Of course, my spiel took time to come together. I reflected on not only what I would want from a counselor, but more so someone I could trust. I thought about my closer relationships like my parents, best friends, and significant others up through my young adulthood. I thought about what worked in them and what they lacked. The counseling relationship was meant to mirror those relationships in a lot of ways.
After toying around with the wording, timing, and tone, I narrowed it down to three (well four) “guidelines.”
- Honesty. Just be honest. One of my biggest pet peeves is a liar. That also includes lying by omission, or leaving important details out of the story. Just be straightforward and forthcoming. It shows that you respect the other individual in the relationship. Also, if you are going to them for help, not having the whole or true story can hinder their ability to best help you. It truly is at the core of any relationship.

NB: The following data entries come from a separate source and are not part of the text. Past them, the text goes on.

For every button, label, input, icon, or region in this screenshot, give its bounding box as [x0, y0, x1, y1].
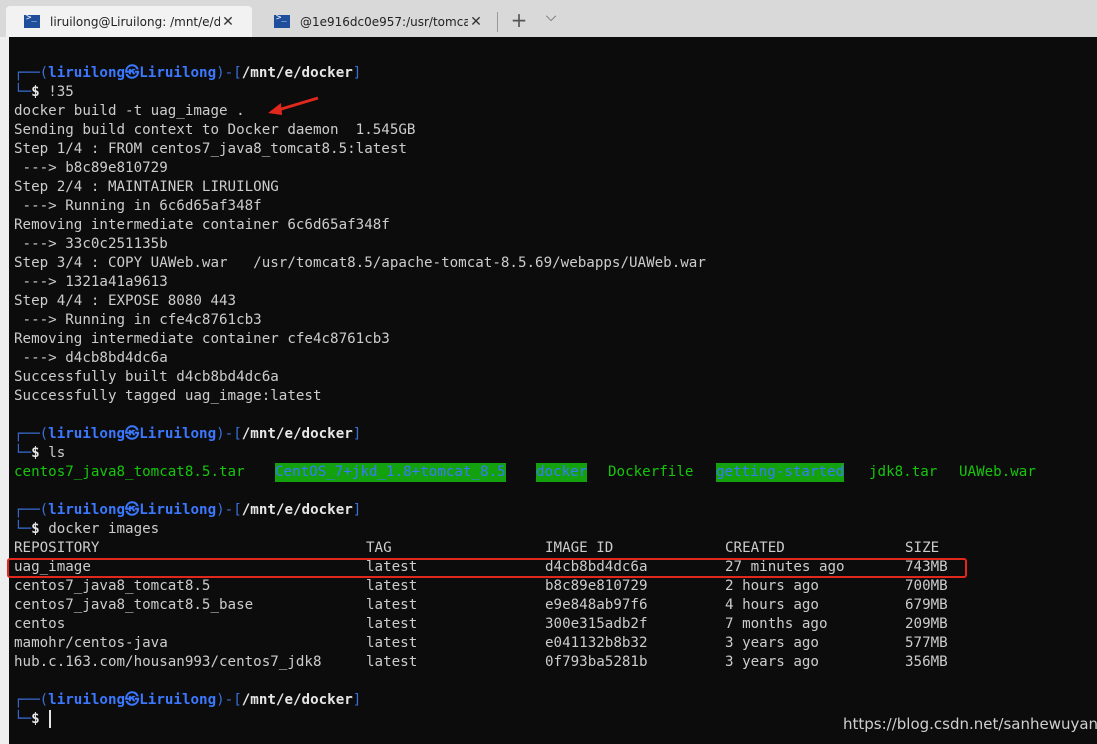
output-line: Step 3/4 : COPY UAWeb.war /usr/tomcat8.5…: [14, 255, 706, 271]
file-entry: Dockerfile: [608, 464, 694, 480]
output-line: Step 1/4 : FROM centos7_java8_tomcat8.5:…: [14, 141, 407, 157]
table-row: hub.c.163.com/housan993/centos7_jdk8 late…: [14, 653, 1074, 672]
output-line: Successfully tagged uag_image:latest: [14, 388, 322, 404]
prompt-line: ┌──(liruilong㉿Liruilong)-[/mnt/e/docker]: [14, 502, 362, 518]
table-cell: latest: [366, 578, 418, 594]
tab-divider: [497, 12, 498, 32]
table-header: REPOSITORY TAG IMAGE ID CREATED SIZE: [14, 539, 1074, 558]
table-cell: 3 years ago: [725, 654, 819, 670]
text-cursor: [49, 710, 51, 728]
table-cell: centos7_java8_tomcat8.5: [14, 578, 211, 594]
file-entry: UAWeb.war: [959, 464, 1036, 480]
table-cell: mamohr/centos-java: [14, 635, 168, 651]
table-cell: centos: [14, 616, 66, 632]
table-cell: TAG: [366, 540, 392, 556]
table-row: centos latest 300e315adb2f 7 months ago 209M…: [14, 615, 1074, 634]
close-icon[interactable]: ✕: [468, 14, 484, 30]
output-line: ---> 33c0c251135b: [14, 236, 168, 252]
output-line: Removing intermediate container cfe4c876…: [14, 331, 390, 347]
output-line: ---> b8c89e810729: [14, 160, 168, 176]
terminal-icon: [274, 13, 290, 28]
output-line: ---> Running in 6c6d65af348f: [14, 198, 262, 214]
table-cell: CREATED: [725, 540, 785, 556]
table-cell: 577MB: [905, 635, 948, 651]
table-cell: IMAGE ID: [545, 540, 614, 556]
prompt-line: ┌──(liruilong㉿Liruilong)-[/mnt/e/docker]: [14, 692, 362, 708]
table-cell: latest: [366, 635, 418, 651]
table-cell: 7 months ago: [725, 616, 828, 632]
prompt-line: ┌──(liruilong㉿Liruilong)-[/mnt/e/docker]: [14, 426, 362, 442]
table-cell: e9e848ab97f6: [545, 597, 648, 613]
table-cell: 700MB: [905, 578, 948, 594]
table-cell: 0f793ba5281b: [545, 654, 648, 670]
table-cell: hub.c.163.com/housan993/centos7_jdk8: [14, 654, 322, 670]
table-row: centos7_java8_tomcat8.5 latest b8c89e81072…: [14, 577, 1074, 596]
table-cell: 4 hours ago: [725, 597, 819, 613]
tab-bar: liruilong@Liruilong: /mnt/e/doc ✕ @1e916…: [0, 0, 1097, 37]
command-line: └─$ docker images: [14, 521, 160, 537]
close-icon[interactable]: ✕: [220, 14, 236, 30]
output-line: ---> Running in cfe4c8761cb3: [14, 312, 262, 328]
output-line: ---> 1321a41a9613: [14, 274, 168, 290]
table-cell: 209MB: [905, 616, 948, 632]
watermark: https://blog.csdn.net/sanhewuyang: [843, 715, 1097, 733]
table-cell: 2 hours ago: [725, 578, 819, 594]
chevron-down-icon[interactable]: ⌵: [542, 9, 560, 25]
command-line[interactable]: └─$: [14, 710, 40, 729]
prompt-line: ┌──(liruilong㉿Liruilong)-[/mnt/e/docker]: [14, 65, 362, 81]
table-cell: b8c89e810729: [545, 578, 648, 594]
new-tab-button[interactable]: +: [509, 8, 529, 32]
tab-container[interactable]: @1e916dc0e957:/usr/tomcat8.5 ✕: [256, 6, 496, 37]
table-cell: 356MB: [905, 654, 948, 670]
table-cell: latest: [366, 654, 418, 670]
table-cell: latest: [366, 597, 418, 613]
output-line: Sending build context to Docker daemon 1…: [14, 122, 416, 138]
table-cell: latest: [366, 616, 418, 632]
table-row: mamohr/centos-java latest e041132b8b32 3 ye…: [14, 634, 1074, 653]
tab-title: liruilong@Liruilong: /mnt/e/doc: [50, 14, 220, 29]
tab-liruilong[interactable]: liruilong@Liruilong: /mnt/e/doc ✕: [6, 6, 252, 37]
tab-title: @1e916dc0e957:/usr/tomcat8.5: [300, 14, 468, 29]
table-row: centos7_java8_tomcat8.5_base latest e9e848…: [14, 596, 1074, 615]
table-cell: centos7_java8_tomcat8.5_base: [14, 597, 254, 613]
dir-entry: CentOS_7+jkd_1.8+tomcat_8.5: [275, 463, 506, 482]
table-cell: SIZE: [905, 540, 940, 556]
arrow-annotation-icon: [268, 96, 319, 115]
file-entry: centos7_java8_tomcat8.5.tar: [14, 464, 245, 480]
dir-entry: docker: [536, 463, 588, 482]
table-cell: 300e315adb2f: [545, 616, 648, 632]
highlight-box-annotation: [7, 558, 967, 578]
dir-entry: getting-started: [716, 463, 845, 482]
output-line: ---> d4cb8bd4dc6a: [14, 350, 168, 366]
output-line: Step 2/4 : MAINTAINER LIRUILONG: [14, 179, 279, 195]
command-line: └─$ !35: [14, 84, 74, 100]
output-line: Removing intermediate container 6c6d65af…: [14, 217, 390, 233]
window-edge: [0, 37, 9, 744]
table-cell: 679MB: [905, 597, 948, 613]
file-entry: jdk8.tar: [869, 464, 938, 480]
output-line: docker build -t uag_image .: [14, 103, 245, 119]
table-cell: 3 years ago: [725, 635, 819, 651]
table-cell: e041132b8b32: [545, 635, 648, 651]
output-line: Step 4/4 : EXPOSE 8080 443: [14, 293, 237, 309]
ls-output: centos7_java8_tomcat8.5.tar CentOS_7+jkd…: [14, 463, 1084, 482]
command-line: └─$ ls: [14, 445, 66, 461]
table-cell: REPOSITORY: [14, 540, 100, 556]
output-line: Successfully built d4cb8bd4dc6a: [14, 369, 279, 385]
terminal-icon: [24, 13, 40, 28]
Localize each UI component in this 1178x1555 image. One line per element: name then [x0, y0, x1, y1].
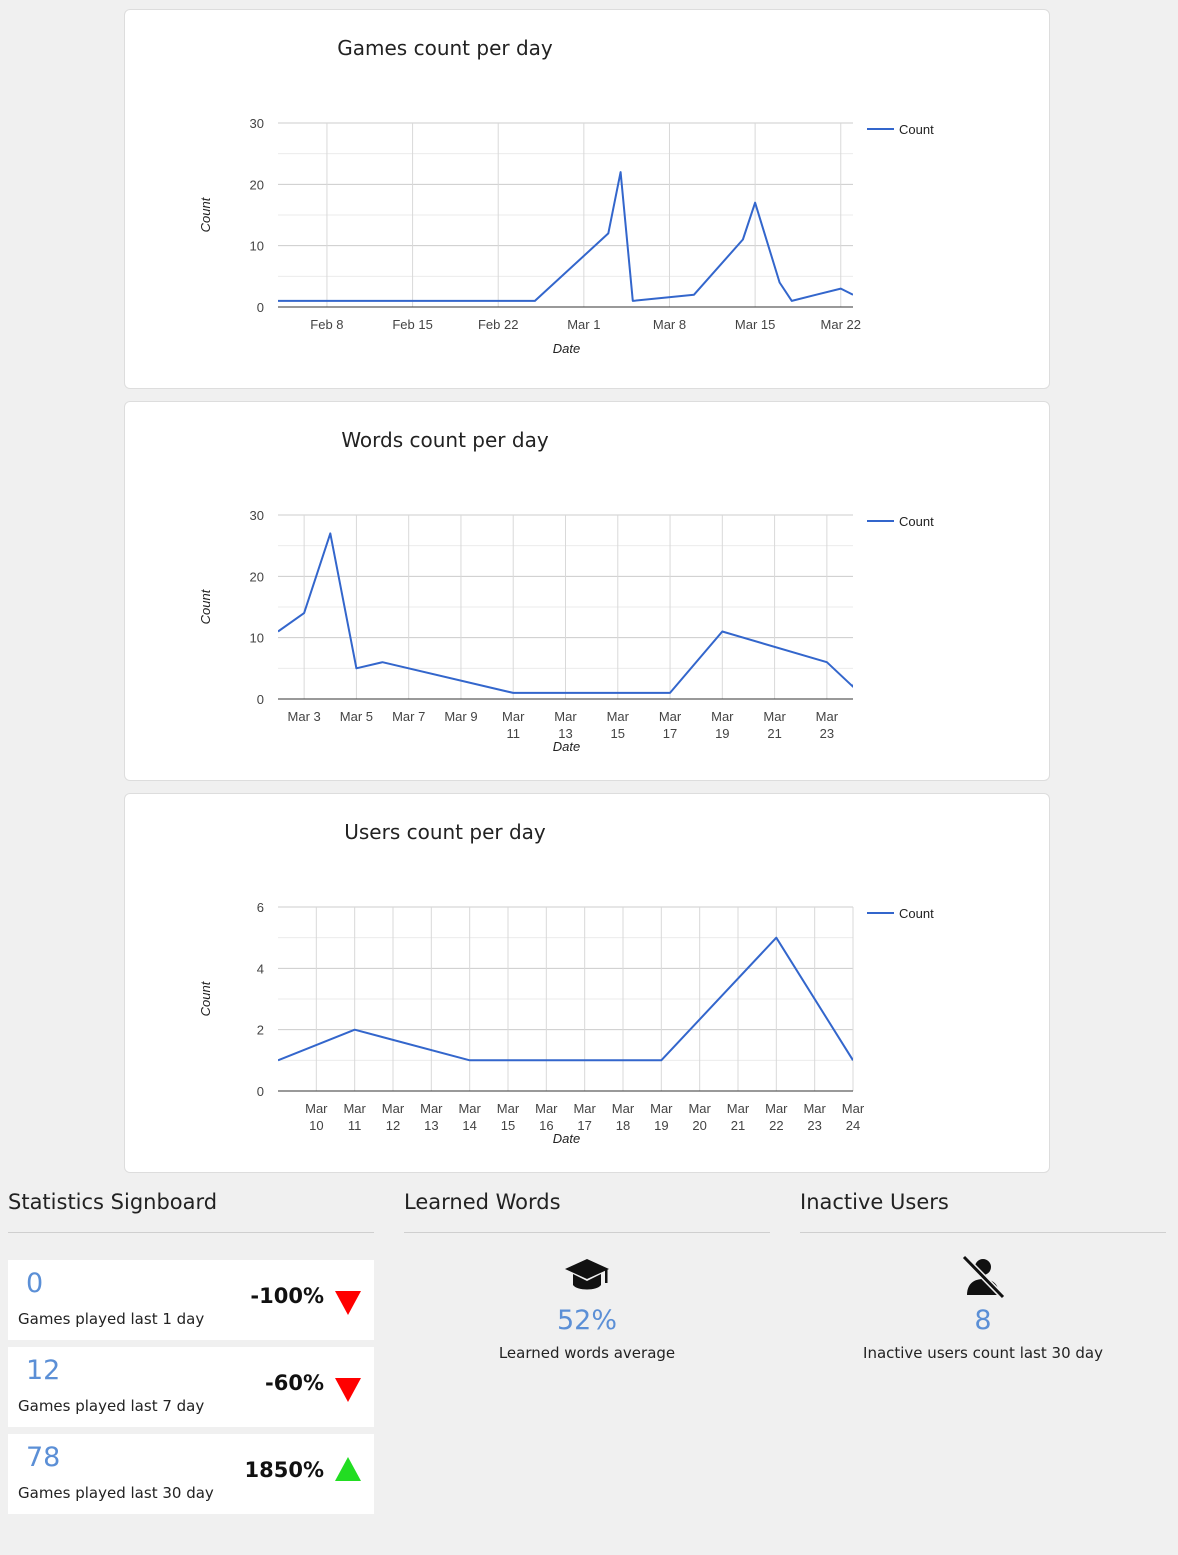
x-tick-label: Mar 22 [821, 317, 861, 332]
games-chart-card: Games count per day 0 10 20 30 Feb 8 Feb 15 Feb… [124, 9, 1050, 389]
x-tick-label: Mar 15 [497, 1101, 520, 1133]
y-tick-label: 10 [250, 239, 264, 254]
legend-label: Count [899, 514, 934, 529]
signboard-title: Statistics Signboard [8, 1190, 374, 1233]
x-tick-label: Mar 5 [340, 709, 373, 724]
x-tick-label: Mar 12 [382, 1101, 405, 1133]
y-tick-label: 20 [250, 569, 264, 584]
learned-words-title: Learned Words [404, 1190, 770, 1233]
x-tick-label: Mar 13 [554, 709, 577, 741]
stat-percent: 1850% [244, 1458, 325, 1482]
legend-label: Count [899, 122, 934, 137]
inactive-users-label: Inactive users count last 30 day [863, 1344, 1103, 1362]
y-tick-label: 0 [257, 692, 264, 707]
x-tick-label: Mar 10 [305, 1101, 328, 1133]
y-axis-title: Count [198, 588, 213, 624]
users-count-chart: Users count per day 0 2 4 6 Mar 10 Mar 11 Mar 12 Ma… [198, 820, 934, 1146]
y-axis-title: Count [198, 196, 213, 232]
stat-label: Games played last 1 day [18, 1310, 205, 1328]
games-count-chart: Games count per day 0 10 20 30 Feb 8 Feb 15 Feb… [198, 36, 934, 356]
learned-words-label: Learned words average [498, 1344, 676, 1362]
chart-title: Games count per day [337, 36, 553, 60]
chart-title: Users count per day [344, 820, 546, 844]
inactive-users-title: Inactive Users [800, 1190, 1166, 1233]
x-tick-label: Mar 22 [765, 1101, 788, 1133]
x-tick-label: Mar 17 [659, 709, 682, 741]
inactive-users-panel: Inactive Users 8 Inactive users count la… [800, 1190, 1166, 1362]
x-tick-label: Feb 8 [310, 317, 343, 332]
inactive-users-value: 8 [974, 1305, 992, 1336]
x-tick-label: Mar 21 [763, 709, 786, 741]
x-axis-title: Date [553, 341, 580, 356]
words-count-chart: Words count per day 0 10 20 30 Mar 3 Mar 5 Mar … [198, 428, 934, 754]
stat-value: 78 [26, 1442, 61, 1473]
stat-value: 12 [26, 1355, 61, 1386]
user-slash-icon [961, 1255, 1006, 1299]
x-tick-label: Mar 11 [343, 1101, 366, 1133]
stat-percent: -60% [265, 1371, 324, 1395]
y-tick-label: 0 [257, 1084, 264, 1099]
x-tick-label: Mar 9 [444, 709, 477, 724]
graduation-cap-icon [565, 1259, 609, 1290]
chart-title: Words count per day [341, 428, 548, 452]
x-axis-title: Date [553, 1131, 580, 1146]
x-tick-label: Mar 16 [535, 1101, 558, 1133]
series-line [278, 171, 853, 302]
stat-label: Games played last 7 day [18, 1397, 205, 1415]
x-tick-label: Mar 17 [573, 1101, 596, 1133]
y-tick-label: 2 [257, 1023, 264, 1038]
stat-percent: -100% [250, 1284, 324, 1308]
words-chart-card: Words count per day 0 10 20 30 Mar 3 Mar 5 Mar … [124, 401, 1050, 781]
trend-up-icon [335, 1457, 361, 1481]
y-tick-label: 20 [250, 177, 264, 192]
x-tick-label: Mar 19 [650, 1101, 673, 1133]
stat-card-30-day: 78 Games played last 30 day 1850% [8, 1434, 374, 1514]
stat-label: Games played last 30 day [18, 1484, 214, 1502]
x-tick-label: Mar 11 [502, 709, 525, 741]
x-tick-label: Mar 19 [711, 709, 734, 741]
learned-words-value: 52% [556, 1305, 617, 1336]
y-axis-title: Count [198, 980, 213, 1016]
learned-words-panel: Learned Words 52% Learned words average [404, 1190, 770, 1362]
users-chart-card: Users count per day 0 2 4 6 Mar 10 Mar 11 Mar 12 Ma… [124, 793, 1050, 1173]
y-tick-label: 4 [257, 961, 264, 976]
x-tick-label: Feb 22 [478, 317, 518, 332]
x-tick-label: Mar 3 [288, 709, 321, 724]
stat-card-1-day: 0 Games played last 1 day -100% [8, 1260, 374, 1340]
trend-down-icon [335, 1291, 361, 1315]
series-line [278, 532, 853, 694]
x-tick-label: Feb 15 [392, 317, 432, 332]
x-tick-label: Mar 1 [567, 317, 600, 332]
x-tick-label: Mar 23 [803, 1101, 826, 1133]
stat-card-7-day: 12 Games played last 7 day -60% [8, 1347, 374, 1427]
y-tick-label: 30 [250, 508, 264, 523]
x-tick-label: Mar 18 [612, 1101, 635, 1133]
x-tick-label: Mar 13 [420, 1101, 443, 1133]
legend-label: Count [899, 906, 934, 921]
x-tick-label: Mar 15 [607, 709, 630, 741]
y-tick-label: 30 [250, 116, 264, 131]
trend-down-icon [335, 1378, 361, 1402]
stat-value: 0 [26, 1268, 44, 1299]
x-tick-label: Mar 20 [688, 1101, 711, 1133]
x-tick-label: Mar 7 [392, 709, 425, 724]
x-tick-label: Mar 21 [727, 1101, 750, 1133]
x-axis-title: Date [553, 739, 580, 754]
x-tick-label: Mar 15 [735, 317, 775, 332]
x-tick-label: Mar 8 [653, 317, 686, 332]
x-tick-label: Mar 14 [458, 1101, 481, 1133]
statistics-signboard-panel: Statistics Signboard 0 Games played last… [8, 1190, 374, 1514]
x-tick-label: Mar 23 [816, 709, 839, 741]
x-tick-label: Mar 24 [842, 1101, 865, 1133]
y-tick-label: 10 [250, 631, 264, 646]
y-tick-label: 0 [257, 300, 264, 315]
y-tick-label: 6 [257, 900, 264, 915]
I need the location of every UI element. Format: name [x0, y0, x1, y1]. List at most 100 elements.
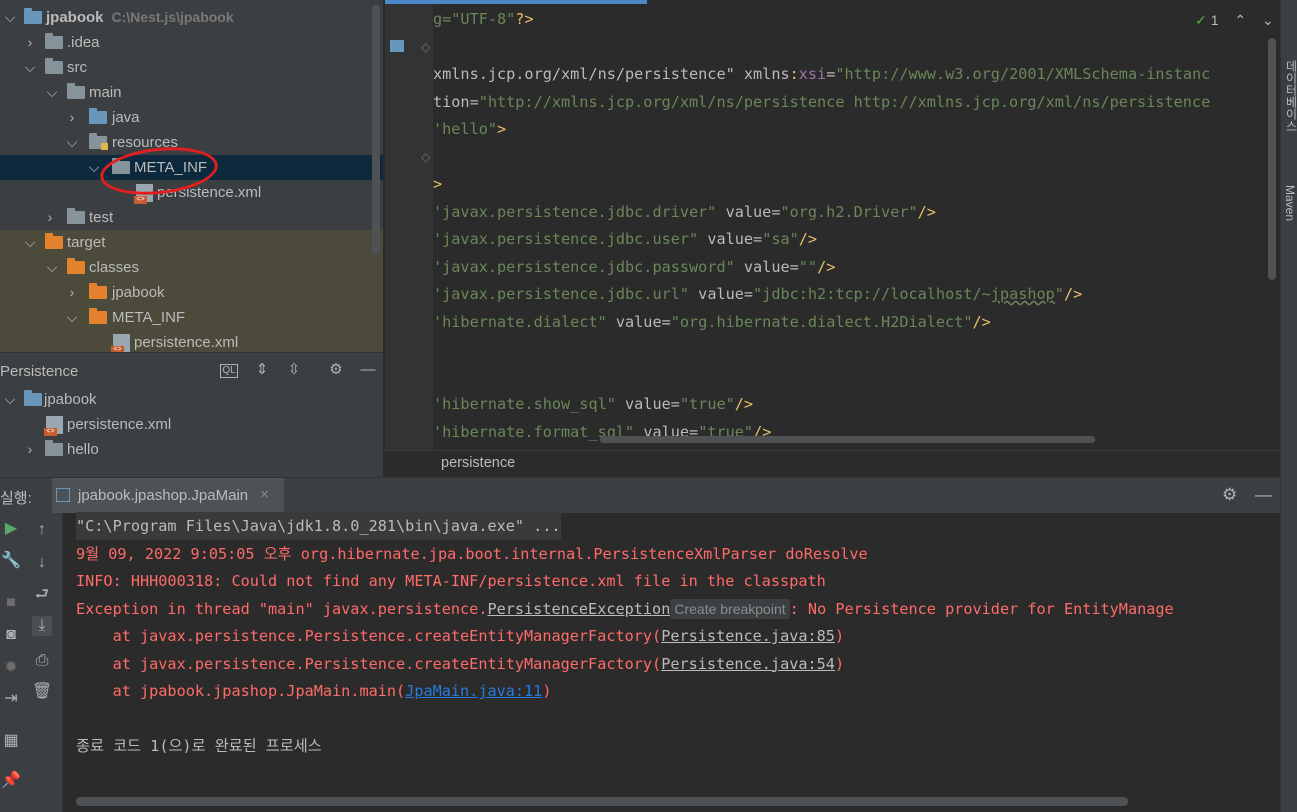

- If I ever offend or upset you, tell me. I am human. I am flawed. I make mistakes. It just so happens that my mouth and sometimes lack of a mental filter fall right into that category. As a result, I am going to say things that are not always the most politically correct or that come off as too harsh. Instead of bottling up your feelings and letting it interfere with the relationship, talk about it. I do not mean scream, yell, and talk over one another. I literally mean have a discussion. Hash it out. Talk about why it upset you and what I can do differently next time. Holding a grudge is not worth it. If the relationship is important enough to you, then mend it and move forward.
- Ask questions. Growing up, on nearly every first day of school, I remember the teacher saying, “There is no such thing as a stupid question.” Unfortunately, there is, but I would rather that person ask me a stupid question than none at all. It could be a question about upcoming plans, something I said, or just asking to review a previous discussion. Asking questions brings clarity to communication. It ensures that both parties are on the same page and working towards a common goal.
- Have fun. I always think back to the movie Patch Adams with Robin Williams. Without spoiling too much. he played a doctor who provided
“unconventional” treatment methods at a time where doctors were trying to be taken seriously. You can already imagine what kind of shenanigans Robin Williams brought to the movie.
It emphasized the importance of having fun though. You cannot be serious all the time. I love cracking light jokes and being silly with my clients and coworkers. It is why I enjoy doing community-based work. I am not confined to a boring desk all day. I can play basketball and go for walks in the park with my clients. Even my office is fun to be in with funny paintings, a red clown nose, sensory toys, and much more.
I started going over these in my initial sessions with clients and during orientation with new employees. I found that it easier than assuming the other party knew what I wanted. I also made it clear that only I am expecting those things from them, but that they can expect them from me. I hold myself accountable to the same standards.
Now, when it came to my personal relationships, I went through these guidelines more informally, but they definitely carried over. I saw a vast improvement in my social life, dating, and communication. These rules could be different for you, but it might be worth putting some thought into.